Sharknado: The 4th Awakens

Sharknado 5: Global Swarming

Atlantic Rim

Oceans Rising

Little Dead Rotting Hood

Zoombies

Independents’ Day

So you see what we’re working with here, right? Nothing. Literally nothing of any value. The river trash of the cinematic form. And even saying “cinematic form” is using the loosest definition. The Sharknado franchise is barely more than a series of 90-minute long advertisements for Comcast Xfinity and against plastic surgery. These are films in only the most technical of definitions.

It’s easy to look at these films and say that The Asylum knows what they are. To say that their low-budget B-movie catalog, rife with parody titles, is a big joke that everyone at the company is in on. But I doubt if that’s true. Even if it is somehow a huge joke, one that I haven’t gotten over the course of nine movies, that’s not an excuse. It’s a bad joke. It’s the film equivalent of a dude screaming “it’s just a prank bro!” after he spits on a homeless guy. Maybe it’s that all these people don’t care what people think because they’re getting paid, but I can’t believe that’s true either. Literally everyone cares what people think. Human self-esteem is weird like that. I hope you like this article and I hope you like me. Please like me.

These movies are a physical, visceral level of bad that you can’t get from standard theater fare. We’re talking about eye-rolling, head-in-hands, throwing-your-phone-at-the-screen levels of cringeworthy. At several points during this movie marathon I had to just give up and pause the movie so I could bang my head on my desk a few times in utter disappointment. That’s not something that should happen during a movie. You should not feel that sort of abject horror during something that was designed to be fun. That’s a huge no-no, in my book. I don’t like spiraling into despondency mid-scene because I’ve just seen the lowest depths of human imagination. It’s not fun.

I mean, look. Maybe I’m taking this all too seriously. I might be just the dumb guy who needs the joke explained and then it’s not funny anymore. I acknowledge that possibility. But what part of the joke is it where they tell all the actors to forget how to act? That might be the punchline. And then the set-up is that the writers didn’t bother to do even a single edit of their terrible plotlines and worse dialogue. (A recurring tactic for stopping sharknados is to add more isotopes.
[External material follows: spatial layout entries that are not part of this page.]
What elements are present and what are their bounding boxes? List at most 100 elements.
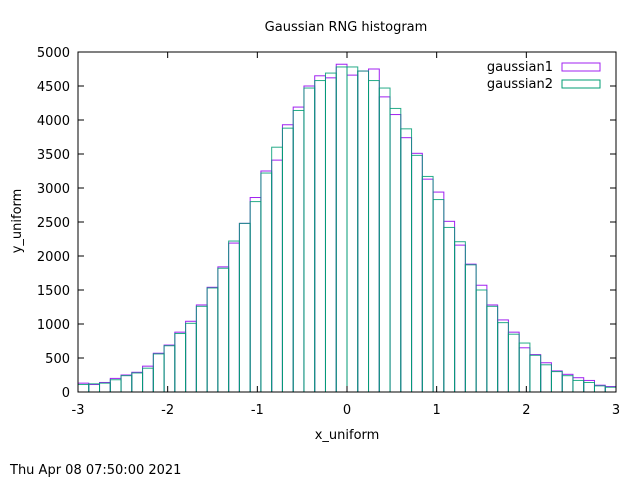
bar-gaussian2 [454,241,466,393]
series-gaussian2 [77,66,617,393]
bar-gaussian2 [475,289,488,393]
y-axis-label: y_uniform [10,189,25,254]
bar-gaussian2 [142,367,154,393]
bar-gaussian2 [411,154,423,393]
bar-gaussian2 [550,371,563,393]
bar-gaussian1 [454,244,466,393]
bar-gaussian1 [357,70,370,393]
bar-gaussian2 [314,80,326,393]
bar-gaussian2 [464,264,477,393]
y-tick-label: 3500 [37,148,70,163]
bar-gaussian1 [281,124,294,393]
x-axis-label: x_uniform [315,428,380,443]
bar-gaussian2 [507,333,520,393]
bar-gaussian1 [335,63,348,393]
bar-gaussian1 [152,352,165,393]
bar-gaussian1 [443,220,456,393]
bar-gaussian1 [518,347,531,393]
bar-gaussian2 [238,222,251,393]
bar-gaussian2 [120,375,133,393]
bar-gaussian2 [486,305,499,393]
bar-gaussian1 [271,159,283,393]
y-tick-label: 1000 [37,318,70,333]
bar-gaussian1 [314,75,326,393]
bar-gaussian2 [217,267,230,393]
bar-gaussian1 [217,266,230,393]
y-tick-label: 2500 [37,216,70,231]
bar-gaussian2 [260,172,273,393]
bar-gaussian1 [238,222,251,393]
bar-gaussian1 [260,170,273,393]
bar-gaussian1 [185,320,197,393]
y-tick-label: 1500 [37,284,70,299]
bar-gaussian2 [432,199,445,393]
bar-gaussian1 [389,114,402,393]
bar-gaussian2 [561,375,574,393]
bar-gaussian1 [142,365,154,393]
bar-gaussian1 [421,178,434,393]
x-tick-label: 1 [433,403,441,418]
y-tick-label: 4000 [37,114,70,129]
bar-gaussian1 [131,371,144,393]
bar-gaussian2 [99,382,111,393]
bar-gaussian1 [550,370,563,393]
legend-swatch-gaussian2 [561,79,601,89]
bar-gaussian1 [206,286,219,393]
bar-gaussian2 [174,333,187,393]
bar-gaussian1 [88,384,101,393]
y-tick-label: 4500 [37,80,70,95]
bar-gaussian1 [411,152,423,393]
bar-gaussian2 [109,379,122,393]
bar-gaussian2 [281,127,294,393]
bar-gaussian2 [131,372,144,393]
bar-gaussian2 [357,70,370,393]
bar-gaussian1 [324,77,337,393]
legend-swatch-gaussian1 [561,62,601,72]
bar-gaussian1 [475,284,488,393]
y-tick-label: 500 [45,352,70,367]
bar-gaussian2 [378,87,391,393]
bar-gaussian2 [593,385,606,393]
bar-gaussian1 [378,96,391,393]
bar-gaussian1 [507,331,520,393]
x-tick-label: -1 [251,403,264,418]
bar-gaussian2 [249,201,262,393]
bar-gaussian1 [368,68,380,393]
x-tick-label: -2 [161,403,174,418]
bar-gaussian1 [99,381,111,393]
bar-gaussian2 [583,381,595,393]
y-tick-label: 2000 [37,250,70,265]
bar-gaussian2 [389,107,402,393]
footer-timestamp: Thu Apr 08 07:50:00 2021 [10,463,182,478]
bar-gaussian2 [497,322,509,393]
x-tick-label: -3 [72,403,85,418]
bar-gaussian2 [529,354,542,393]
chart-title: Gaussian RNG histogram [265,20,428,35]
legend: gaussian1 gaussian2 [487,60,601,92]
bar-gaussian2 [346,66,359,393]
bar-gaussian2 [335,66,348,393]
bar-gaussian2 [271,146,283,393]
bar-gaussian1 [249,197,262,393]
x-tick-label: 0 [343,403,351,418]
bar-gaussian1 [195,304,208,393]
legend-label-gaussian1: gaussian1 [487,60,553,75]
bar-gaussian1 [109,377,122,393]
bar-gaussian1 [432,191,445,393]
bar-gaussian2 [400,128,413,393]
bar-gaussian1 [572,377,585,393]
bar-gaussian1 [561,373,574,393]
bar-gaussian2 [185,322,197,393]
bar-gaussian2 [572,379,585,393]
axis-ticks: -3 -2 -1 0 1 2 3 0 500 1000 1500 2000 2500 3000 3500 40… [37,46,620,418]
bar-gaussian2 [195,305,208,393]
y-tick-label: 5000 [37,46,70,61]
y-tick-label: 0 [62,386,70,401]
bar-gaussian2 [77,384,90,393]
bar-gaussian2 [88,383,101,393]
bar-gaussian2 [540,364,552,393]
bar-gaussian1 [228,242,240,393]
bar-gaussian1 [529,354,542,393]
bar-gaussian2 [518,342,531,393]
That literally means nothing.) Oooh, and the tag is that the graphics department decided to just fuck shit up with clip art explosions and the ugliest computer generated creatures the world should have never seen. Yes, that’s it. Ah, humor. I love it.
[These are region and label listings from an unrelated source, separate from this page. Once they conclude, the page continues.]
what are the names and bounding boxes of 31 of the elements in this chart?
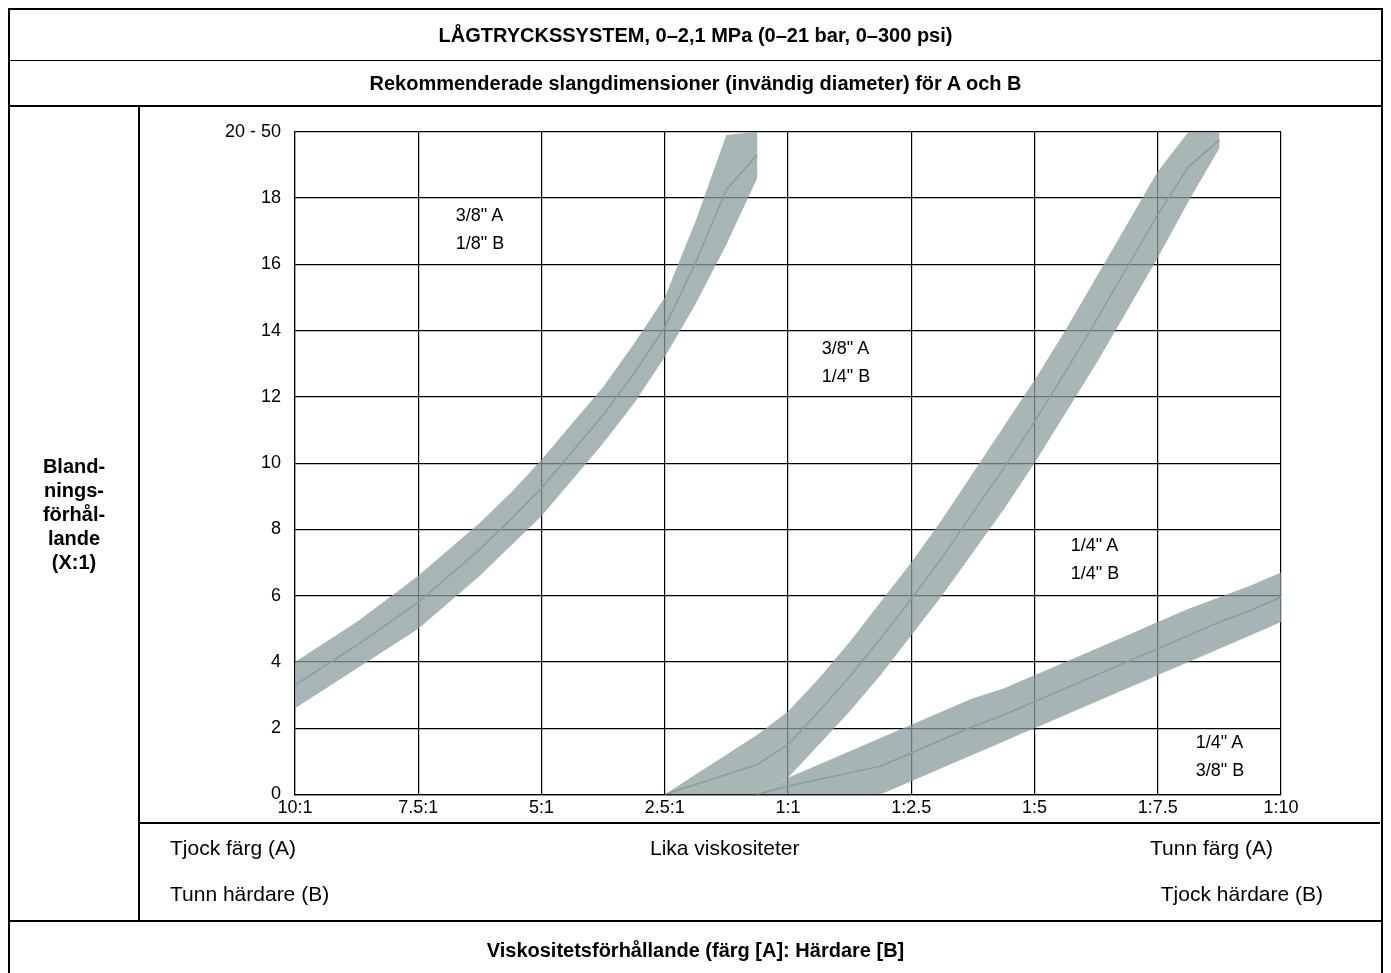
y-tick-label: 18: [260, 187, 281, 208]
text: Viskositetsförhållande (färg [A]: Härdare [B]: [10, 920, 1381, 973]
y-tick-label: 16: [260, 253, 281, 274]
x-tick-label: 1:10: [1263, 797, 1299, 818]
y-tick-label: 10: [260, 452, 281, 473]
chart-subtitle: Rekommenderade slangdimensioner (invändig diameter) för A och B: [10, 61, 1381, 107]
x-tick-label: 1:2.5: [891, 797, 932, 818]
text: Tunn färg (A): [1150, 836, 1273, 860]
x-tick-label: 2.5:1: [644, 797, 685, 818]
text: Bland- nings- förhål- lande (X:1): [10, 107, 140, 920]
text: Tjock färg (A): [170, 836, 297, 860]
annotation: 1/4" A 1/4" B: [1070, 534, 1120, 585]
annotation: 3/8" A 1/8" B: [455, 204, 505, 255]
y-tick-label: 20 - 50: [224, 120, 281, 141]
chart-title: LÅGTRYCKSSYSTEM, 0–2,1 MPa (0–21 bar, 0–300 psi): [10, 10, 1381, 61]
text: Tunn härdare (B): [170, 882, 330, 906]
text: Tjock härdare (B): [1160, 882, 1323, 906]
x-tick-label: 1:7.5: [1137, 797, 1178, 818]
x-tick-label: 1:5: [1021, 797, 1048, 818]
x-tick-label: 5:1: [528, 797, 555, 818]
text: Lika viskositeter: [650, 836, 800, 860]
annotation: 3/8" A 1/4" B: [821, 337, 871, 388]
x-tick-label: 7.5:1: [398, 797, 439, 818]
y-tick-label: 4: [270, 650, 281, 671]
y-tick-label: 8: [270, 518, 281, 539]
y-tick-label: 6: [270, 584, 281, 605]
annotation: 1/4" A 3/8" B: [1195, 731, 1245, 782]
y-tick-label: 12: [260, 385, 281, 406]
y-tick-label: 14: [260, 319, 281, 340]
x-tick-label: 1:1: [775, 797, 801, 818]
y-tick-label: 2: [270, 717, 281, 738]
The Asylum is a movie studio that seeks to answer the question, “how much money can we make if no one tries?” I don’t know what the answer is, but according to the Wikipedia page that I used to do all the outside research for this article, they’ve never lost money on a production. At first glance that seems crazy, especially if you’ve read any of the rest of this article, but Wikipedia also says that their movies usually have a budget of under a million dollars. When you look at that figure, you see how they always make money, and why it seems like every scene in all of their films reads like they used the first take. Their dialogue sounds like someone played Mad Libs with a chemistry textbook and assumed every word with more than two syllables meant something scientific. Every prop they use either came from a Home Depot or a Spirit Halloween store. The main antagonist in Zoombies is a medium-sized man in a bad gorilla costume. At one point in Sharknado 3 (maybe Sharknado 4, I don’t care enough to remember), they use football shoulder pads as an astronaut space suit. You’re asking yourself, “Why do they even need a spacesuit in any of those movies?” I can only assume it’s part of a concerted effort by The Asylum to melt my brain and prevent this article from being released. It almost worked. I am significantly dumber for having watched all these movies, but I soldier on.

I don’t think I can stop these movies from being made. The Asylum has been doing this for going on 20 years now, and they show no sign of slowing down. All I can do is teach the public the warning signs: If a movie starts with “The Asylum Presents” turn it off and do something better for your brain, like huffing paint.